This is a quick rundown of the AI tools I'm currently using day-to-day.
Work
Claude Code Team Max 5x
This is my main tool for coding and automation. There's been a lot of talk about people switching to Codex because tokens burn out too fast or performance has dropped — but running Opus 4.7 with 1M context at medium effort all day for work, I've barely hit the 5-hour weekly limit, so I'll probably stick with this for a while.
I've occasionally used Claude Cowork for research, or kicked off parallel research sessions inside Claude Code. The limit did kick in a few times — Deep Research seems to chew through tokens at a noticeably higher rate.
For plugins, I'm mainly using Oh My Claude Code (OMC). There are strong competitors out there like Superpowers and others, but OMC hasn't given me any real reason to switch yet.

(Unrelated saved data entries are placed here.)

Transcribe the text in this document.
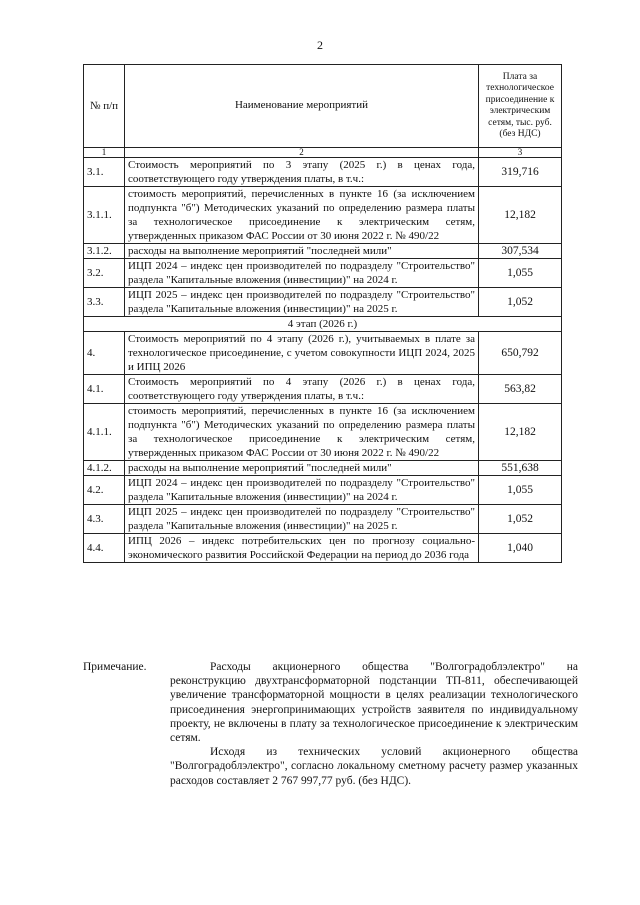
2
№ п/п	Наименование мероприятий	Плата за технологическое присоединение к электрическим сетям, тыс. руб. (без НДС)
1	2	3
3.1.	Стоимость мероприятий по 3 этапу (2025 г.) в ценах года, соответствующего году утверждения платы, в т.ч.:	319,716
3.1.1.	стоимость мероприятий, перечисленных в пункте 16 (за исключением подпункта "б") Методических указаний по определению размера платы за технологическое присоединение к электрическим сетям, утвержденных приказом ФАС России от 30 июня 2022 г. № 490/22	12,182
3.1.2.	расходы на выполнение мероприятий "последней мили"	307,534
3.2.	ИЦП 2024 – индекс цен производителей по подразделу "Строительство" раздела "Капитальные вложения (инвестиции)" на 2024 г.	1,055
3.3.	ИЦП 2025 – индекс цен производителей по подразделу "Строительство" раздела "Капитальные вложения (инвестиции)" на 2025 г.	1,052
4 этап (2026 г.)		
4.	Стоимость мероприятий по 4 этапу (2026 г.), учитываемых в плате за технологическое присоединение, с учетом совокупности ИЦП 2024, 2025 и ИПЦ 2026	650,792
4.1.	Стоимость мероприятий по 4 этапу (2026 г.) в ценах года, соответствующего году утверждения платы, в т.ч.:	563,82
4.1.1.	стоимость мероприятий, перечисленных в пункте 16 (за исключением подпункта "б") Методических указаний по определению размера платы за технологическое присоединение к электрическим сетям, утвержденных приказом ФАС России от 30 июня 2022 г. № 490/22	12,182
4.1.2.	расходы на выполнение мероприятий "последней мили"	551,638
4.2.	ИЦП 2024 – индекс цен производителей по подразделу "Строительство" раздела "Капитальные вложения (инвестиции)" на 2024 г.	1,055
4.3.	ИЦП 2025 – индекс цен производителей по подразделу "Строительство" раздела "Капитальные вложения (инвестиции)" на 2025 г.	1,052
4.4.	ИПЦ 2026 – индекс потребительских цен по прогнозу социально-экономического развития Российской Федерации на период до 2036 года	1,040
Примечание.	Расходы акционерного общества "Волгоградоблэлектро" на реконструкцию двухтрансформаторной подстанции ТП-811, обеспечивающей увеличение трансформаторной мощности в целях реализации технологического присоединения энергопринимающих устройств заявителя по индивидуальному проекту, не включены в плату за технологическое присоединение к электрическим сетям.

Исходя из технических условий акционерного общества "Волгоградоблэлектро", согласно локальному сметному расчету размер указанных расходов составляет 2 767 997,77 руб. (без НДС).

That said, I think Claude will eventually absorb the key features of these plugins natively, so I'm starting to question whether it's worth hopping between them. Probably better to stick with what I have and spend that energy actually building things — refining my own skills and harness.
GitHub Copilot Business
This was already in place before Claude Code came along. At this point it's basically sitting around as a backup — I hook it up through Opencode whenever Claude Code hits its limit. Starting in June, Microsoft is switching from a per-call limit to a token-consumption model, which honestly makes it feel even less useful as a fallback.
On the subject of Opencode — it's an open-source AI coding agent with 168k stars on GitHub and over 900 contributors. It's a seriously impressive project. Sometimes I actually prefer its agentic flow over Claude Code. I've also installed Oh-my-opencode, a plugin built by a young Korean developer, and it works well.
If I could connect Anthropic's models to Opencode under a subscription plan, I might honestly be using Opencode instead of Claude Code. The thing is, Anthropic has blocked plan-based usage of their models in Opencode — which is a competing product — while quietly porting ideas from Opencode and Oh-my-opencode into Claude Code. So really, I don't have much choice but to stay on Claude Code.
That said, if the big three — Anthropic, OpenAI, and Google — keep pushing prices up, while Chinese models continue to undercut them aggressively, connecting Kimi or GLM to Opencode becomes a pretty viable alternative. Running a local LLM is another option on the table, but until models in the 16–24GB range can deliver genuinely practical performance, it's not really production-ready for day-to-day work.
Personal
Claude Code Pro
Using the same Claude stack as at work makes sense for continuity, and since Sonnet 4.6 I haven't had many complaints. Also using OMC here. The one real pain point is the 5-hour limit — it's pretty easy to hit on personal projects, so I've been half-considering moving to Codex as my primary personal tool. Recent user reports suggest that 1) Codex performance is on par with Claude — some even say it handles complex logic problems better — and 2) you get significantly more tokens on the same $20 plan.
GitHub Copilot Pro
Whenever Claude Code hits its limit, I fire up Opencode and connect Copilot to keep going. It's also useful for getting exposure to different models. But with the upcoming billing changes, it's starting to lose its appeal — time to think about alternatives.
Z.ai GLM Coding Lite (monthly plan)
This is the GLM5 model I have connected as the primary in OpenClaw. Honestly, it's smarter than I expected — in the AI tools world, it's basically the BYD of the lineup: punching well above its weight for the price. Whether I end up using this as my GitHub Copilot replacement or eventually look at another Chinese LLM, I'll need a bit more time to decide. Back on GLM 4.7 the gap compared to Claude Sonnet was too wide to be practically useful, but since GLM 5.0 the performance has jumped noticeably — throw a reasonably complex task at it and it handles it well enough.
Wrapping Up
I'm still actively using all of the tools mentioned above. Claude Code remains the primary workhorse, but especially for personal use, cost is a real factor — so GitHub Copilot and GLM are filling in as supporting players.
I'd love to simplify everything and just go with Claude Max, but two things are holding me back: 1) the cost is a real stretch, and 2) it can't be used through OpenClaw or other automation tools. So for now, I'll keep rolling with this main AI + backup AI setup.